SELECT sys.ML_EXPLAIN_ROW(@row_input, @census_model, JSON_OBJECT(
'prediction_explainer', 'permutation_importance')));

where:

  • @row_input is a session variable containing a row of unlabeled data. The data is specified in JSON key-value format. The column names must match the feature column names in the training dataset.

  • @census_model is the session variable that contains the model handle.

  • prediction_explainer provides the name of the prediction explainer that you have trained for this model, either the Permutation Importance prediction explainer or the SHAP prediction explainer. You train this using the ML_EXPLAIN routine (see Section 3.5, “Training Explainers”).

ML_EXPLAIN_ROW output includes a prediction, the features used to make the prediction, and a weighted numerical value that indicates feature importance, in the following format: ("feature_attribution": value). From MySQL 8.0.30, output includes a Notes field that identifies features with the greatest impact on predictions and reports a warning if the model is low quality.

You can also run ML_EXPLAIN_ROW on multiple rows of data selected from a table. For an example, refer to the syntax examples in Section 3.10.6, “ML_EXPLAIN_ROW”.

Table Explanations

ML_EXPLAIN_TABLE explains predictions for an entire table of unlabeled data and saves results to an output table. Explanations are performed in parallel. For ML_EXPLAIN_TABLE parameter descriptions, see Section 3.10.7, “ML_EXPLAIN_TABLE”.

ML_EXPLAIN_TABLE is a compute intensive process. Limiting operations to batches of 10 to 100 rows by splitting large tables into smaller tables is recommended.

The following example creates a table with 10 rows of data selected from the census_test dataset and generates explanations for that table.

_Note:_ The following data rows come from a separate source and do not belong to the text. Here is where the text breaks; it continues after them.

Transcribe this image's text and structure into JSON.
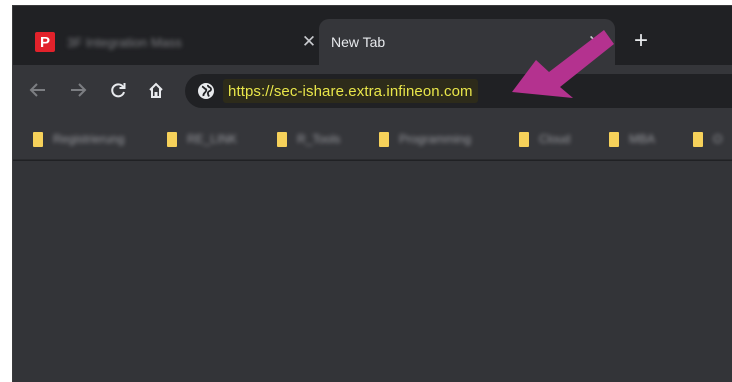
{
  "tabs": [
    {
      "title": "3F Integration Mass",
      "favicon_letter": "P",
      "active": false
    },
    {
      "title": "New Tab",
      "active": true
    }
  ],
  "toolbar": {
    "url": "https://sec-ishare.extra.infineon.com"
  },
  "bookmarks": [
    {
      "label": "Registrierung"
    },
    {
      "label": "RE_LINK"
    },
    {
      "label": "R_Tools"
    },
    {
      "label": "Programming"
    },
    {
      "label": "Cloud"
    },
    {
      "label": "MBA"
    },
    {
      "label": "O"
    }
  ],
  "icons": {
    "close": "close-icon",
    "new_tab": "plus-icon",
    "back": "arrow-left-icon",
    "forward": "arrow-right-icon",
    "reload": "reload-icon",
    "home": "home-icon",
    "site": "globe-icon",
    "folder": "folder-icon",
    "annotation": "pointer-arrow-icon"
  },
  "colors": {
    "chrome_dark": "#202124",
    "toolbar": "#35363a",
    "content": "#333438",
    "url_text": "#e9e64a",
    "favicon_red": "#e2222b",
    "folder_yellow": "#f6d15a",
    "annotation_magenta": "#b4328f"
  }
}
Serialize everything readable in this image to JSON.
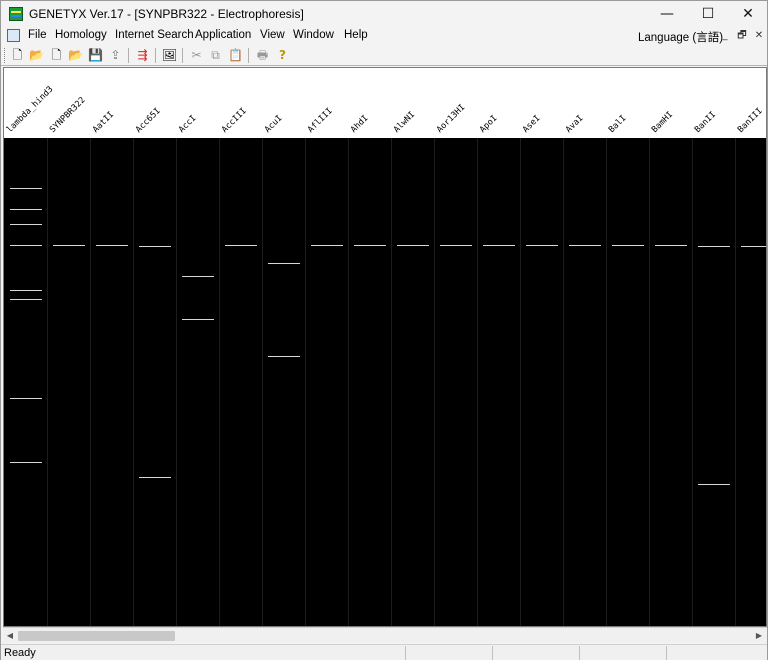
{
  "window": {
    "title": "GENETYX Ver.17 - [SYNPBR322 - Electrophoresis]",
    "minimize_glyph": "—",
    "maximize_glyph": "☐",
    "close_glyph": "✕"
  },
  "menubar": {
    "items": [
      "File",
      "Homology",
      "Internet Search",
      "Application",
      "View",
      "Window",
      "Help"
    ],
    "language": "Language (言語)",
    "mdi_minimize": "_",
    "mdi_restore": "🗗",
    "mdi_close": "✕"
  },
  "toolbar": {
    "buttons": [
      {
        "name": "new-document-icon",
        "glyph": "🗋"
      },
      {
        "name": "open-folder-icon",
        "glyph": "📂"
      },
      {
        "name": "new-file-icon",
        "glyph": "🗋"
      },
      {
        "name": "open-file-icon",
        "glyph": "📂"
      },
      {
        "name": "save-icon",
        "glyph": "💾"
      },
      {
        "name": "export-icon",
        "glyph": "⇪"
      },
      {
        "name": "sort-lanes-icon",
        "glyph": "⇶"
      },
      {
        "name": "image-icon",
        "glyph": "🖼"
      },
      {
        "name": "cut-icon",
        "glyph": "✂"
      },
      {
        "name": "copy-icon",
        "glyph": "⧉"
      },
      {
        "name": "paste-icon",
        "glyph": "📋"
      },
      {
        "name": "print-icon",
        "glyph": "🖶"
      },
      {
        "name": "help-icon",
        "glyph": "?"
      }
    ],
    "colors": {
      "sort_icon": "#e02020",
      "help_icon": "#d4b000"
    }
  },
  "gel": {
    "lanes": [
      "lambda_hind3",
      "SYNPBR322",
      "AatII",
      "Acc65I",
      "AccI",
      "AccIII",
      "AcuI",
      "AflIII",
      "AhdI",
      "AlwNI",
      "Aor13HI",
      "ApoI",
      "AseI",
      "AvaI",
      "BalI",
      "BamHI",
      "BanII",
      "BanIII"
    ],
    "band_color": "#d8d8d8",
    "background_color": "#000000"
  },
  "statusbar": {
    "text": "Ready"
  }
}
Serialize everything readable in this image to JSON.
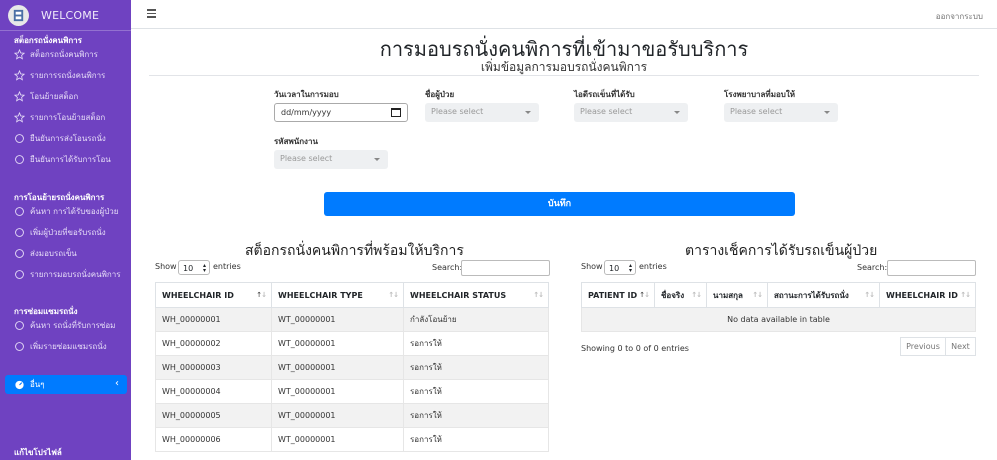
{
  "sidebar": {
    "brand": "WELCOME",
    "sections": [
      {
        "title": "สต็อกรถนั่งคนพิการ",
        "items": [
          "สต็อกรถนั่งคนพิการ",
          "รายการรถนั่งคนพิการ",
          "โอนย้ายสต็อก",
          "รายการโอนย้ายสต็อก",
          "ยืนยันการส่งโอนรถนั่ง",
          "ยืนยันการได้รับการโอน"
        ]
      },
      {
        "title": "การโอนย้ายรถนั่งคนพิการ",
        "items": [
          "ค้นหา การได้รับของผู้ป่วย",
          "เพิ่มผู้ป่วยที่ขอรับรถนั่ง",
          "ส่งมอบรถเข็น",
          "รายการมอบรถนั่งคนพิการ"
        ]
      },
      {
        "title": "การซ่อมแซมรถนั่ง",
        "items": [
          "ค้นหา รถนั่งที่รับการซ่อม",
          "เพิ่มรายซ่อมแซมรถนั่ง"
        ]
      }
    ],
    "active_item": "อื่นๆ",
    "profile": "แก้ไขโปรไฟล์"
  },
  "topbar": {
    "logout": "ออกจากระบบ"
  },
  "page": {
    "title": "การมอบรถนั่งคนพิการที่เข้ามาขอรับบริการ",
    "subtitle": "เพิ่มข้อมูลการมอบรถนั่งคนพิการ"
  },
  "form": {
    "date_label": "วันเวลาในการมอบ",
    "date_value": "dd/mm/yyyy",
    "patient_label": "ชื่อผู้ป่วย",
    "wheelchair_id_label": "ไอดีรถเข็นที่ได้รับ",
    "hospital_label": "โรงพยาบาลที่มอบให้",
    "employee_label": "รหัสพนักงาน",
    "select_placeholder": "Please select",
    "submit": "บันทึก"
  },
  "stock_table": {
    "title": "สต็อกรถนั่งคนพิการที่พร้อมให้บริการ",
    "show": "Show",
    "length": "10",
    "entries": "entries",
    "search": "Search:",
    "columns": [
      "WHEELCHAIR ID",
      "WHEELCHAIR TYPE",
      "WHEELCHAIR STATUS"
    ],
    "rows": [
      [
        "WH_00000001",
        "WT_00000001",
        "กำลังโอนย้าย"
      ],
      [
        "WH_00000002",
        "WT_00000001",
        "รอการให้"
      ],
      [
        "WH_00000003",
        "WT_00000001",
        "รอการให้"
      ],
      [
        "WH_00000004",
        "WT_00000001",
        "รอการให้"
      ],
      [
        "WH_00000005",
        "WT_00000001",
        "รอการให้"
      ],
      [
        "WH_00000006",
        "WT_00000001",
        "รอการให้"
      ]
    ]
  },
  "check_table": {
    "title": "ตารางเช็คการได้รับรถเข็นผู้ป่วย",
    "show": "Show",
    "length": "10",
    "entries": "entries",
    "search": "Search:",
    "columns": [
      "PATIENT ID",
      "ชื่อจริง",
      "นามสกุล",
      "สถานะการได้รับรถนั่ง",
      "WHEELCHAIR ID"
    ],
    "empty": "No data available in table",
    "info": "Showing 0 to 0 of 0 entries",
    "previous": "Previous",
    "next": "Next"
  },
  "colors": {
    "sidebar": "#6f42c1",
    "primary": "#007bff"
  }
}
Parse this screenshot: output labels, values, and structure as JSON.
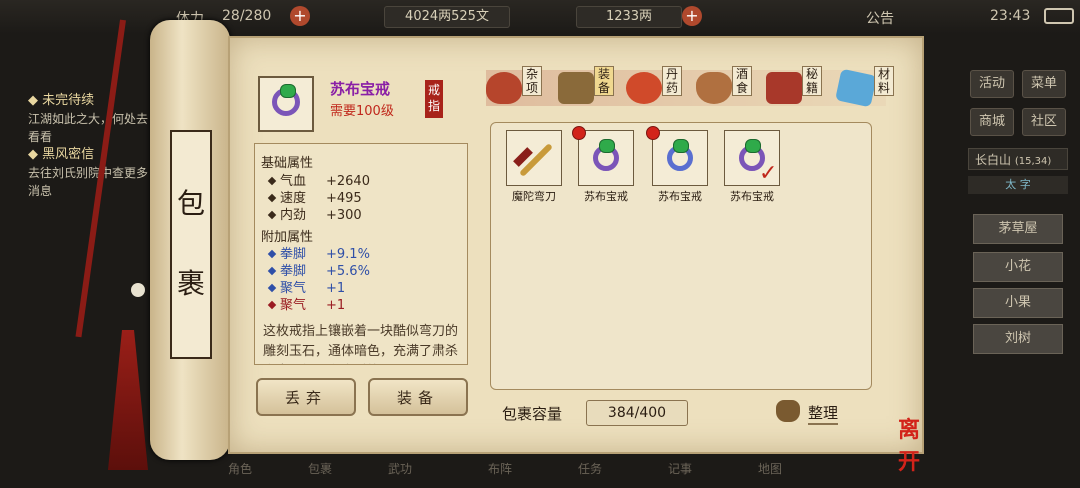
{
  "topbar": {
    "partial_left": "体力",
    "stamina": "28/280",
    "money": "4024两525文",
    "gold": "1233两",
    "announcement": "公告",
    "time": "23:43"
  },
  "quests": [
    {
      "title": "未完待续",
      "text": "江湖如此之大，何处去看看"
    },
    {
      "title": "黑风密信",
      "text": "去往刘氏别院中查更多消息"
    }
  ],
  "right_menu": [
    "活动",
    "菜单",
    "商城",
    "社区"
  ],
  "location": {
    "name": "长白山",
    "coords": "(15,34)"
  },
  "location_tabs": [
    "太",
    "字"
  ],
  "npcs": [
    "茅草屋",
    "小花",
    "小果",
    "刘树"
  ],
  "scroll_title": [
    "包",
    "裹"
  ],
  "item": {
    "name": "苏布宝戒",
    "requirement": "需要100级",
    "type_tag": "戒指",
    "base_header": "基础属性",
    "base_stats": [
      {
        "name": "气血",
        "value": "+2640"
      },
      {
        "name": "速度",
        "value": "+495"
      },
      {
        "name": "内劲",
        "value": "+300"
      }
    ],
    "extra_header": "附加属性",
    "extra_stats": [
      {
        "name": "拳脚",
        "value": "+9.1%",
        "color": "blue"
      },
      {
        "name": "拳脚",
        "value": "+5.6%",
        "color": "blue"
      },
      {
        "name": "聚气",
        "value": "+1",
        "color": "blue"
      },
      {
        "name": "聚气",
        "value": "+1",
        "color": "red"
      }
    ],
    "description": "这枚戒指上镶嵌着一块酷似弯刀的雕刻玉石，通体暗色，充满了肃杀之意，好似在击时能"
  },
  "actions": {
    "discard": "丢弃",
    "equip": "装备"
  },
  "categories": [
    {
      "label": "杂项"
    },
    {
      "label": "装备"
    },
    {
      "label": "丹药"
    },
    {
      "label": "酒食"
    },
    {
      "label": "秘籍"
    },
    {
      "label": "材料"
    }
  ],
  "inventory": [
    {
      "name": "魔陀弯刀",
      "kind": "sword",
      "new": false,
      "equipped": false
    },
    {
      "name": "苏布宝戒",
      "kind": "ring",
      "new": true,
      "equipped": false
    },
    {
      "name": "苏布宝戒",
      "kind": "ring-blue",
      "new": true,
      "equipped": false
    },
    {
      "name": "苏布宝戒",
      "kind": "ring",
      "new": false,
      "equipped": true
    }
  ],
  "capacity_label": "包裹容量",
  "capacity": "384/400",
  "sort_label": "整理",
  "leave_label": "离开",
  "bottom_nav": [
    "角色",
    "包裹",
    "武功",
    "布阵",
    "任务",
    "记事",
    "地图"
  ]
}
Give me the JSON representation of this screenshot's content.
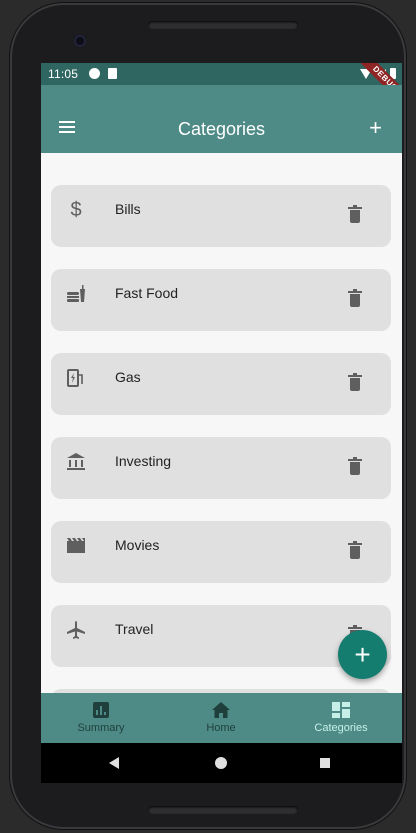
{
  "status_bar": {
    "time": "11:05",
    "debug_label": "DEBUG"
  },
  "app_bar": {
    "title": "Categories"
  },
  "categories": [
    {
      "label": "Bills",
      "icon": "dollar-icon"
    },
    {
      "label": "Fast Food",
      "icon": "fastfood-icon"
    },
    {
      "label": "Gas",
      "icon": "ev-station-icon"
    },
    {
      "label": "Investing",
      "icon": "bank-icon"
    },
    {
      "label": "Movies",
      "icon": "movie-icon"
    },
    {
      "label": "Travel",
      "icon": "airplane-icon"
    }
  ],
  "bottom_nav": {
    "items": [
      {
        "label": "Summary",
        "icon": "summary-chart-icon"
      },
      {
        "label": "Home",
        "icon": "home-icon"
      },
      {
        "label": "Categories",
        "icon": "dashboard-icon"
      }
    ],
    "active": "Categories"
  },
  "colors": {
    "app_bar": "#4e8b86",
    "status_bar": "#2f6662",
    "card_bg": "#e0e0e0",
    "fab": "#157d70",
    "icon_gray": "#5f5f5f"
  }
}
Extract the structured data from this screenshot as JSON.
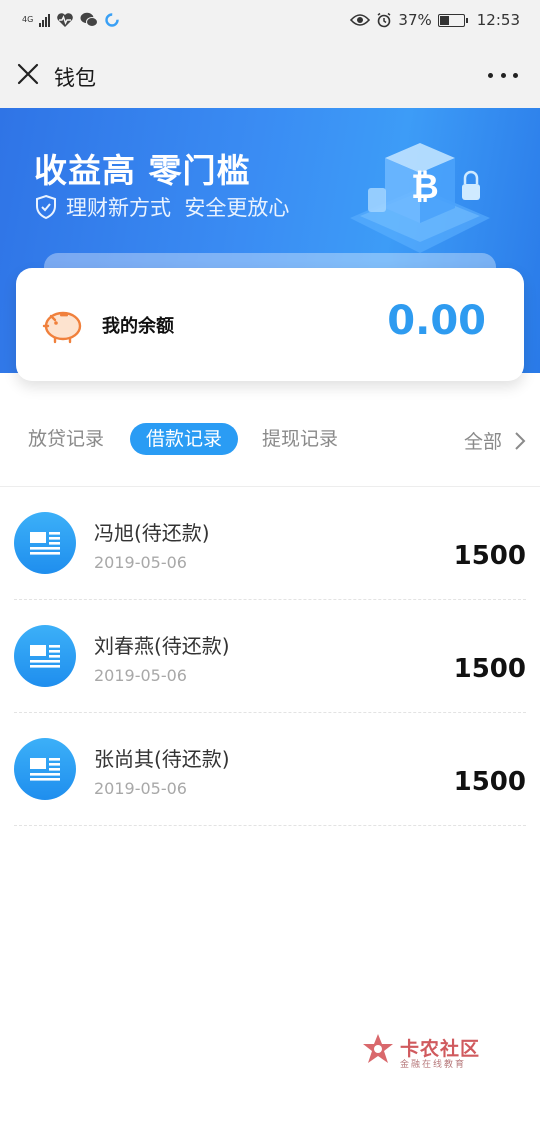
{
  "status_bar": {
    "network": "4G",
    "battery": "37%",
    "battery_level": 0.37,
    "time": "12:53"
  },
  "nav": {
    "title": "钱包"
  },
  "banner": {
    "title": "收益高 零门槛",
    "subtitle": "理财新方式  安全更放心"
  },
  "balance": {
    "label": "我的余额",
    "amount": "0.00"
  },
  "tabs": {
    "items": [
      {
        "label": "放贷记录",
        "active": false
      },
      {
        "label": "借款记录",
        "active": true
      },
      {
        "label": "提现记录",
        "active": false
      }
    ],
    "all_label": "全部"
  },
  "records": [
    {
      "name": "冯旭(待还款)",
      "date": "2019-05-06",
      "amount": "1500"
    },
    {
      "name": "刘春燕(待还款)",
      "date": "2019-05-06",
      "amount": "1500"
    },
    {
      "name": "张尚其(待还款)",
      "date": "2019-05-06",
      "amount": "1500"
    }
  ],
  "watermark": {
    "title": "卡农社区",
    "subtitle": "金融在线教育"
  },
  "colors": {
    "accent": "#2a9cf4",
    "banner": "#3a8cf3",
    "balance_amount": "#2e9bf0"
  }
}
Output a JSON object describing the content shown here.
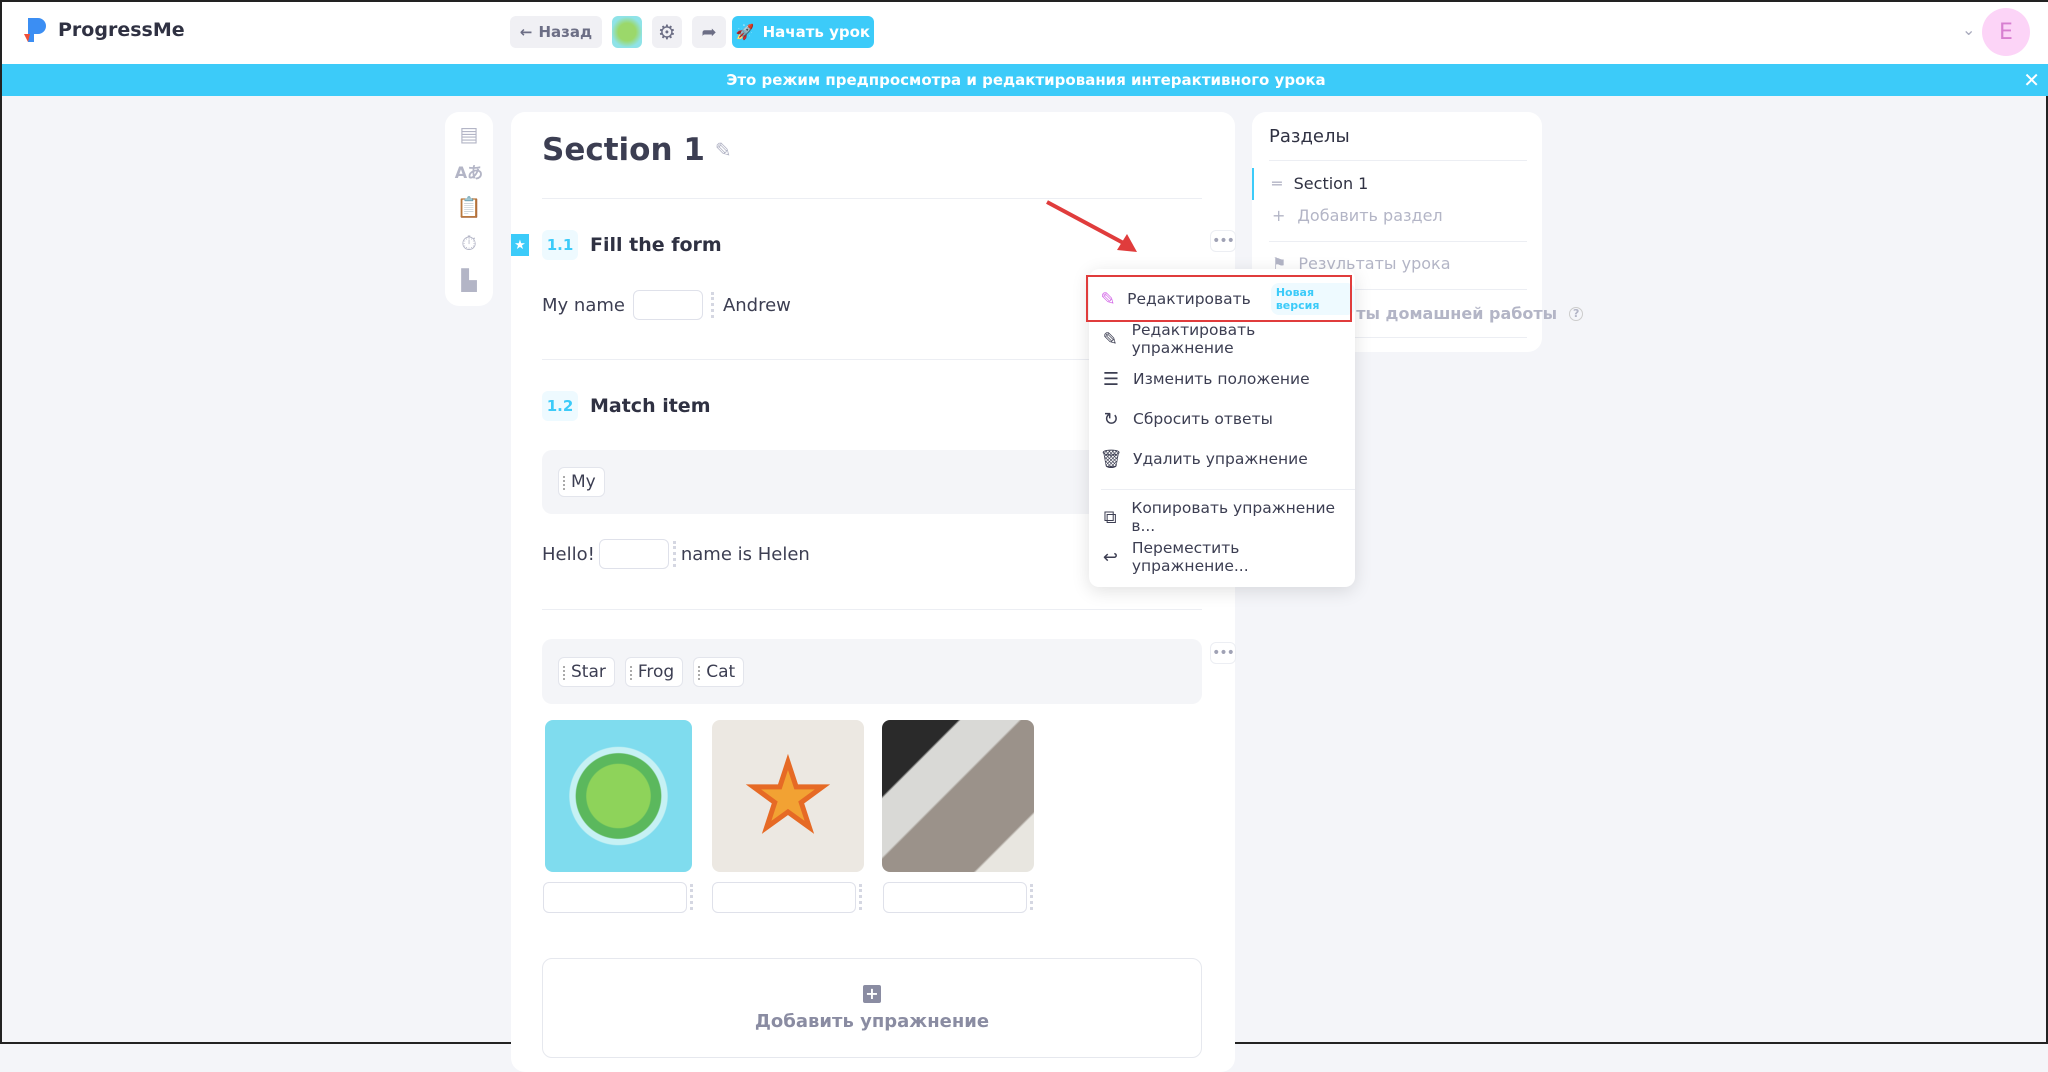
{
  "header": {
    "logo": "ProgressMe",
    "back": "Назад",
    "start": "Начать урок",
    "avatar_letter": "E"
  },
  "banner": {
    "text": "Это режим предпросмотра и редактирования интерактивного урока"
  },
  "section": {
    "title": "Section 1"
  },
  "exercises": [
    {
      "num": "1.1",
      "title": "Fill the form",
      "before": "My name",
      "after": "Andrew"
    },
    {
      "num": "1.2",
      "title": "Match item",
      "chip": "My",
      "before": "Hello!",
      "after": "name is Helen"
    }
  ],
  "match": {
    "chips": [
      "Star",
      "Frog",
      "Cat"
    ]
  },
  "add_exercise": "Добавить упражнение",
  "sections_panel": {
    "title": "Разделы",
    "items": [
      "Section 1"
    ],
    "add": "Добавить раздел",
    "results": "Результаты урока",
    "homework": "Результаты домашней работы"
  },
  "menu": {
    "items": [
      "Редактировать",
      "Редактировать упражнение",
      "Изменить положение",
      "Сбросить ответы",
      "Удалить упражнение",
      "Копировать упражнение в...",
      "Переместить упражнение..."
    ],
    "badge": "Новая версия"
  },
  "colors": {
    "accent": "#3ccbf9",
    "highlight": "#e03c3c"
  }
}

Before running ML_EXPLAIN_TABLE, ensure that the model you want to use is loaded; for example:

CALL sys.ML_MODEL_LOAD(@census_model, NULL);

For more information about loading models, see Section 3.9.3, “Loading Models”.

The following example creates a table with 10 rows of unlabeled test data and generates explanations for that table:

CREATE TABLE heatwaveml_bench.census_test_subset AS SELECT * FROM heatwaveml_bench.census_test 
LIMIT 10;  
  
CALL sys.ML_EXPLAIN_TABLE('heatwaveml_bench.census_test_subset', @census_model, 
'heatwaveml_bench.census_explanations', JSON_OBJECT('prediction_explainer', 'shap'));

where:

  • heatwaveml_bench.census_test_subset is the fully qualified name of the input table (schema_name.table_name). The table must have the same feature column names as the training dataset but no target column.

  • @census_model is the session variable that contains the model handle.

  • heatwaveml_bench.census_explanations is the table where explanation data is stored. The table is created if it does not exist. A fully qualified table name must be specified (schema_name.table_name). If the table already exists, an error is returned.

  • prediction_explainer provides the name of the prediction explainer that you have trained for this model, either the Permutation Importance prediction explainer or the SHAP prediction explainer. You train this using the ML_EXPLAIN routine (see Section 3.5, “Training Explainers”).

To view ML_EXPLAIN_TABLE results, query the output table; for example:

SELECT * FROM heatwaveml_bench.census_explanations;

The ML_EXPLAIN_TABLE output table includes the features used to make the explanations, the explanations, and feature_attribution columns that provide a weighted numerical value that indicates feature importance.

From MySQL 8.0.30, ML_EXPLAIN_TABLE output also includes a Notes field that identifies features with the greatest impact on predictions. ML_EXPLAIN_TABLE reports a warning if the model is low quality.